By not providing the proper signage, you may also be breaking OSHA and other regulatory requirements. Lab safety rules and guidelines set forth by the regulatory organization, including OSHA Standard 1910.145, outline the criteria for safety signs and tags that must be used to warn employees of potential hazards in the workplace, including laboratories.
For example, lab safety signs are required to be visible at all times and must contain specific information related to the potential hazards present in the laboratory. The signs must be placed in areas where there is a significant risk of injury or exposure to hazardous materials or equipment.

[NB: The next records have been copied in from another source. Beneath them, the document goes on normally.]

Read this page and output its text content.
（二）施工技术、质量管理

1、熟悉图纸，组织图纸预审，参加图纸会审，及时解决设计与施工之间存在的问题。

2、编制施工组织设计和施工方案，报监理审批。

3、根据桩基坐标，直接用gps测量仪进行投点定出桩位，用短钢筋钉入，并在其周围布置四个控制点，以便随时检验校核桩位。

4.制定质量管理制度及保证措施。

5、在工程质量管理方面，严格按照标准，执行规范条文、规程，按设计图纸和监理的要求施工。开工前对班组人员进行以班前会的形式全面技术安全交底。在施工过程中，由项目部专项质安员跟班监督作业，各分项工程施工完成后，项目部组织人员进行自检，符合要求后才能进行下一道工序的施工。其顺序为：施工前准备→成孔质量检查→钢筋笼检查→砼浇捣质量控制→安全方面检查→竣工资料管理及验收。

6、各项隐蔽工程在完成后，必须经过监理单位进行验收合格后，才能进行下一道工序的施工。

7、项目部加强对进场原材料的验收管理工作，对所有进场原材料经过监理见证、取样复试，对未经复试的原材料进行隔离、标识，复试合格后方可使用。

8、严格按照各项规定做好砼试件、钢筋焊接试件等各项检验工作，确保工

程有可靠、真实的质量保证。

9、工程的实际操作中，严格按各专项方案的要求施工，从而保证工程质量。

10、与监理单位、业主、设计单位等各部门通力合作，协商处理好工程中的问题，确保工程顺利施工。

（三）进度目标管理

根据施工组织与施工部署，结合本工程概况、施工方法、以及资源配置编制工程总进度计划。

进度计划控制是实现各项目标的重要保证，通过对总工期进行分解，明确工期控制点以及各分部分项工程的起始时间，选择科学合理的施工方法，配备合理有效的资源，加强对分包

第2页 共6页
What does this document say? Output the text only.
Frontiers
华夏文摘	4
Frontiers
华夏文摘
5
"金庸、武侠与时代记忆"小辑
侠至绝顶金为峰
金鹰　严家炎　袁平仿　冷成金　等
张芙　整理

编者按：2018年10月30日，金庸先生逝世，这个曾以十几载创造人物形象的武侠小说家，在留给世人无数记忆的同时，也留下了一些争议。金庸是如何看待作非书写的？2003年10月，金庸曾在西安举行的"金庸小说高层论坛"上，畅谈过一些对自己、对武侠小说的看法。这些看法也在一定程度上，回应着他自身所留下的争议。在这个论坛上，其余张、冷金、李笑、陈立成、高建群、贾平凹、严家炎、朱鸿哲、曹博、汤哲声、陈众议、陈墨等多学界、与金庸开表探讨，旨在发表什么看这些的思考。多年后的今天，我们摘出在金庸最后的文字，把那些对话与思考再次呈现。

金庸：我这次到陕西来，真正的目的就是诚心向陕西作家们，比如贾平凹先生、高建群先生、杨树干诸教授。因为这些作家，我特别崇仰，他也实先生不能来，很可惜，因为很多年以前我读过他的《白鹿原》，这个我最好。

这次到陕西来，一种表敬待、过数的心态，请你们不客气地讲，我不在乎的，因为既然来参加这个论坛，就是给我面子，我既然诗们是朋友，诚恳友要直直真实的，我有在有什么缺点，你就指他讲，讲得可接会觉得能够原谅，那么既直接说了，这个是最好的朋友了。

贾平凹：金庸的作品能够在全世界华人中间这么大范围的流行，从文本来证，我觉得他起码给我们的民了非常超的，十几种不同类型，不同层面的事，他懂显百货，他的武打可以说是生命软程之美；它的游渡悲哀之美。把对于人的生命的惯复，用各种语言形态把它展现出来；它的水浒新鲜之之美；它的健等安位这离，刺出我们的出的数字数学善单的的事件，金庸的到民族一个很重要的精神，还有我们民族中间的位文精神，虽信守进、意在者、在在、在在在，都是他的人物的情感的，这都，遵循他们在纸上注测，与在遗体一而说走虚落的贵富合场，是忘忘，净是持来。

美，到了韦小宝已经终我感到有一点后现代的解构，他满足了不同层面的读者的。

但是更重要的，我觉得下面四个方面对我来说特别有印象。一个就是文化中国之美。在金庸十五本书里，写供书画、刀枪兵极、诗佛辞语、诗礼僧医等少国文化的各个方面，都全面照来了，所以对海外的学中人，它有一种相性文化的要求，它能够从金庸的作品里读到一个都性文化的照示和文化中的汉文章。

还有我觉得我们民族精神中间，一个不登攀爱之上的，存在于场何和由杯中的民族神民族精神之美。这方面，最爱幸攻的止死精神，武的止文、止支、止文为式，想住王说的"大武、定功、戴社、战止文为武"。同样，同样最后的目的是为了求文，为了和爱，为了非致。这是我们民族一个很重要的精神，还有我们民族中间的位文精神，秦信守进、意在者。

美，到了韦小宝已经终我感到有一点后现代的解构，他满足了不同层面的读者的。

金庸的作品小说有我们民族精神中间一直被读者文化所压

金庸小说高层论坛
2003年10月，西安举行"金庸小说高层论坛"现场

Some common examples of lab safety signs required by OSHA include warning signs for hazardous materials, biohazard signs, radiation hazard signs and emergency exit signs. It’s important for employers to ensure that these signs are properly installed and maintained to help prevent accidents and injuries in the laboratory.
Conducting regular safety audits of the laboratory can also help you identify any areas where additional signage may be necessary. Workers should also be encouraged to report any potential hazards or areas where additional signage may be helpful.
As a lab manager, you must ensure all of your employees and students who work in your lab receive the proper training and have the right resources in place to help prioritize safety in the lab. These resources include the proper signage as well as updated training that informs them of what these signs mean and where they should be located in the lab.